30 de enero de 2026
Progresos en Modelo hidráulico
Uno de los retos clave para la restauración ecológica de Doñana: recuperar la conectividad hidrológica entre el río Guadiamar y las marismas, reduciendo al mismo tiempo el transporte de sedimentos y contaminantes hacia el Atlántico
Modelización hidráulica y restauración de flujos en Doñana
El proyecto RIVERS-REST, en el marco del Pilot 5, aborda uno de los retos clave para la restauración ecológica de Doñana: recuperar la conectividad hidrológica entre el río Guadiamar y las marismas, reduciendo al mismo tiempo el transporte de sedimentos y contaminantes hacia el Atlántico . Este enfoque combina análisis histórico, modelización hidráulica avanzada y evaluación de eventos extremos para comprender el funcionamiento actual del sistema y definir medidas de gestión.
Históricamente, el Guadiamar desempeñaba un papel esencial en la dinámica hídrica de Doñana. Como se observa en el mapa histórico de 1948, el delta interior del río aportaba hasta el 60% de los recursos hídricos anuales de las marismas . Sin embargo, las transformaciones hidromorfológicas posteriores han alterado profundamente esta relación, reduciendo la entrada natural de agua fluvial.

Los análisis recientes, apoyados en imágenes satelitales (página 3), muestran que incluso durante eventos extremos, como la inundación de marzo de 2025, grandes volúmenes de agua quedan retenidos fuera del espacio protegido, afectando zonas agrícolas pero sin contribuir significativamente a la inundación de la marisma . Esto evidencia una desconexión funcional: antiguos cauces del Guadiamar permanecen aislados y la entrada de agua depende en gran medida de arroyos estacionales, mientras que infraestructuras como el Caño Travieso resultan insuficientes para garantizar un aporte efectivo.
Desde el punto de vista metodológico, el proyecto desarrolla modelos de transformación lluvia-escorrentía y propagación de flujos sobre modelos digitales del terreno (MDT). Sin embargo, los resultados preliminares ponen de manifiesto limitaciones importantes en la calidad de los datos topográficos. En particular, el MDT de 2 m presenta “franjas” artificiales derivadas de errores en los solapes fotogramétricos (página 5), que generan depresiones o elevaciones ficticias y alteran significativamente la simulación hidráulica .
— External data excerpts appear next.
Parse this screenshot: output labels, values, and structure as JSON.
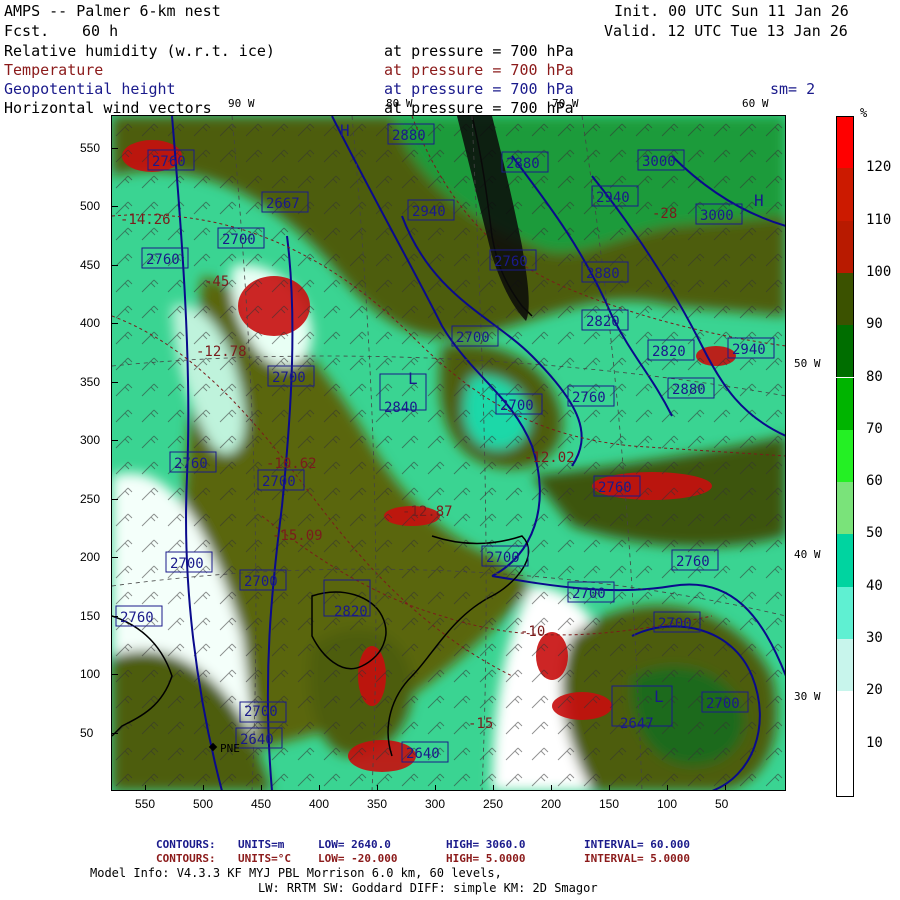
{
  "header": {
    "model_title": "AMPS -- Palmer 6-km nest",
    "forecast_label": "Fcst.",
    "forecast_hours": "60 h",
    "init": "Init. 00 UTC Sun 11 Jan 26",
    "valid": "Valid. 12 UTC Tue 13 Jan 26",
    "smoothing": "sm= 2"
  },
  "fields": [
    {
      "name": "Relative humidity (w.r.t. ice)",
      "level": "at pressure =  700 hPa",
      "color": "#000000"
    },
    {
      "name": "Temperature",
      "level": "at pressure =  700 hPa",
      "color": "#8b1a1a"
    },
    {
      "name": "Geopotential height",
      "level": "at pressure =  700 hPa",
      "color": "#1a1a8b"
    },
    {
      "name": "Horizontal wind vectors",
      "level": "at pressure =  700 hPa",
      "color": "#000000"
    }
  ],
  "colorbar": {
    "unit": "%",
    "ticks": [
      "120",
      "110",
      "100",
      "90",
      "80",
      "70",
      "60",
      "50",
      "40",
      "30",
      "20",
      "10"
    ],
    "colors": [
      "#ff0000",
      "#cc1a00",
      "#b81a00",
      "#3b5200",
      "#006e00",
      "#00b400",
      "#24f024",
      "#7ae37a",
      "#00d4a0",
      "#5ff0d2",
      "#c8f5ec",
      "#ffffff",
      "#ffffff"
    ]
  },
  "axes": {
    "x_ticks": [
      "550",
      "500",
      "450",
      "400",
      "350",
      "300",
      "250",
      "200",
      "150",
      "100",
      "50"
    ],
    "y_ticks": [
      "550",
      "500",
      "450",
      "400",
      "350",
      "300",
      "250",
      "200",
      "150",
      "100",
      "50"
    ],
    "lon_labels": [
      "90 W",
      "80 W",
      "70 W",
      "60 W",
      "50 W",
      "40 W",
      "30 W"
    ]
  },
  "map_labels": {
    "height_contours": [
      "2760",
      "2667",
      "2700",
      "2760",
      "2700",
      "2700",
      "2760",
      "2700",
      "2700",
      "2760",
      "2700",
      "2760",
      "2640",
      "2640",
      "2840",
      "2700",
      "2700",
      "2760",
      "2760",
      "2700",
      "2700",
      "2700",
      "2760",
      "2820",
      "2880",
      "2820",
      "2880",
      "2940",
      "2940",
      "3000",
      "3000",
      "2880",
      "2880",
      "2940",
      "2647",
      "2700",
      "2820"
    ],
    "temperature_labels": [
      "-14.26",
      "-45",
      "-12.78",
      "-10.62",
      "-15.09",
      "-10",
      "-15",
      "-12.02",
      "-12.87",
      "-28"
    ],
    "station": "PNE",
    "pressure_marks": [
      "H",
      "L",
      "L",
      "H"
    ]
  },
  "footer": {
    "contours_label": "CONTOURS:",
    "line1": {
      "units": "UNITS=m",
      "low": "LOW=  2640.0",
      "high": "HIGH=  3060.0",
      "interval": "INTERVAL=  60.000"
    },
    "line2": {
      "units": "UNITS=°C",
      "low": "LOW= -20.000",
      "high": "HIGH=  5.0000",
      "interval": "INTERVAL=  5.0000"
    },
    "model_info": "Model Info: V4.3.3    KF      MYJ PBL  Morrison         6.0 km,  60 levels,",
    "model_info2": "LW: RRTM SW: Goddard DIFF: simple KM: 2D Smagor"
  }
}
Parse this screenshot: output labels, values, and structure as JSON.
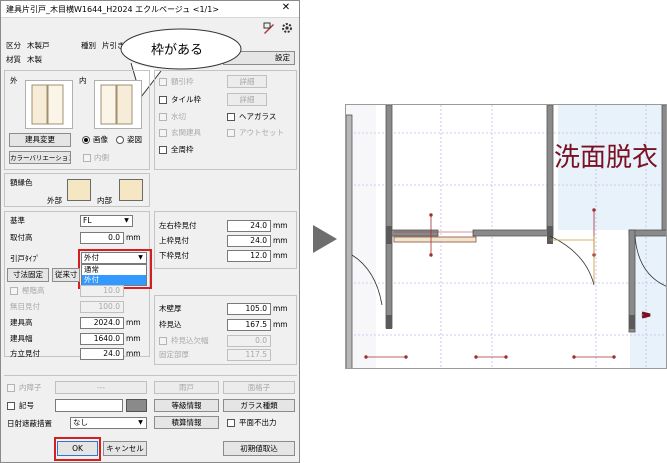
{
  "window": {
    "title": "建具片引戸_木目横W1644_H2024 エクルページュ <1/1>",
    "close": "✕"
  },
  "info": {
    "kubun_label": "区分",
    "kubun_value": "木製戸",
    "shubetsu_label": "種別",
    "shubetsu_value": "片引き",
    "zaishitsu_label": "材質",
    "zaishitsu_value": "木製",
    "settings_button": "設定"
  },
  "callout": {
    "text": "枠がある"
  },
  "preview": {
    "outer_label": "外",
    "inner_label": "内",
    "change_button": "建具変更",
    "radio_image": "画像",
    "radio_elevation": "姿図",
    "color_variation_button": "カラーバリエーション",
    "inner_check": "内側"
  },
  "options": {
    "kamaichi_frame": "額引枠",
    "tile_frame": "タイル枠",
    "mizukiri": "水切",
    "air_tight": "ヘアガラス",
    "entrance": "玄関建具",
    "outset": "アウトセット",
    "full_frame": "全周枠",
    "detail1": "詳細",
    "detail2": "詳細"
  },
  "frame_color": {
    "title": "額縁色",
    "outer": "外部",
    "inner": "内部"
  },
  "left_fields": {
    "base_label": "基準",
    "base_value": "FL",
    "height_label": "取付高",
    "height_value": "0.0",
    "unit": "mm"
  },
  "door_type": {
    "label": "引戸ﾀｲﾌﾟ",
    "selected": "外付",
    "options": [
      "通常",
      "外付"
    ]
  },
  "fix_button": "寸法固定",
  "fix_button2": "従来寸",
  "lower_left": {
    "kamachi_label": "樫階高",
    "kamachi_value": "10.0",
    "mu_label": "無目見付",
    "mu_value": "100.0",
    "h_label": "建具高",
    "h_value": "2024.0",
    "w_label": "建具幅",
    "w_value": "1640.0",
    "side_label": "方立見付",
    "side_value": "24.0",
    "unit": "mm"
  },
  "right_fields": {
    "lr_label": "左右枠見付",
    "lr_value": "24.0",
    "top_label": "上枠見付",
    "top_value": "24.0",
    "bottom_label": "下枠見付",
    "bottom_value": "12.0",
    "wall_label": "木壁厚",
    "wall_value": "105.0",
    "depth_label": "枠見込",
    "depth_value": "167.5",
    "lack_label": "枠見込欠幅",
    "lack_value": "0.0",
    "fixed_label": "固定部厚",
    "fixed_value": "117.5",
    "unit": "mm"
  },
  "bottom": {
    "naishoji": "内障子",
    "naishoji_value": "---",
    "amado": "雨戸",
    "mengoshi": "面格子",
    "kigo": "記号",
    "grade_btn": "等級情報",
    "glass_btn": "ガラス種類",
    "shade_label": "日射遮蔽措置",
    "shade_value": "なし",
    "sekisan_btn": "積算情報",
    "plan_check": "平面不出力",
    "ok": "OK",
    "cancel": "キャンセル",
    "init_btn": "初期値取込"
  },
  "plan": {
    "room_label": "洗面脱衣"
  },
  "colors": {
    "highlight_red": "#d61e1e",
    "select_blue": "#3399ff",
    "room_text": "#7a1022"
  }
}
Estas distorsiones se reflejan claramente en los perfiles longitudinales (página 6) y en las simulaciones de inundación (página 7), donde el agua tiende a acumularse en dichas anomalías, produciendo resultados poco realistas. La comparación entre modelos de distinta resolución (50 m y 100 m) confirma la sensibilidad del sistema a pequeñas variaciones altimétricas, especialmente en un territorio de baja pendiente como Doñana.
Otro aspecto crítico es la representación de infraestructuras hidráulicas. Tal como se muestra en la página 9, la ausencia de elementos como pasos, vados o drenajes en los modelos puede alterar de forma sustancial los resultados. La inclusión de estructuras simplificadas (como un culvert) modifica notablemente los patrones de flujo, lo que evidencia la necesidad de disponer de un inventario detallado y datos geométricos precisos.
En conjunto, el Pilot 5 pone de relieve que la restauración hidrológica de Doñana no depende únicamente de intervenciones físicas, sino también de una mejora sustancial en la calidad de los datos y en la capacidad de modelización. La recuperación de conexiones fluviales, junto con herramientas de simulación fiables, permitirá avanzar hacia una gestión adaptativa que restablezca los hidroperiodos naturales y mejore la resiliencia del ecosistema.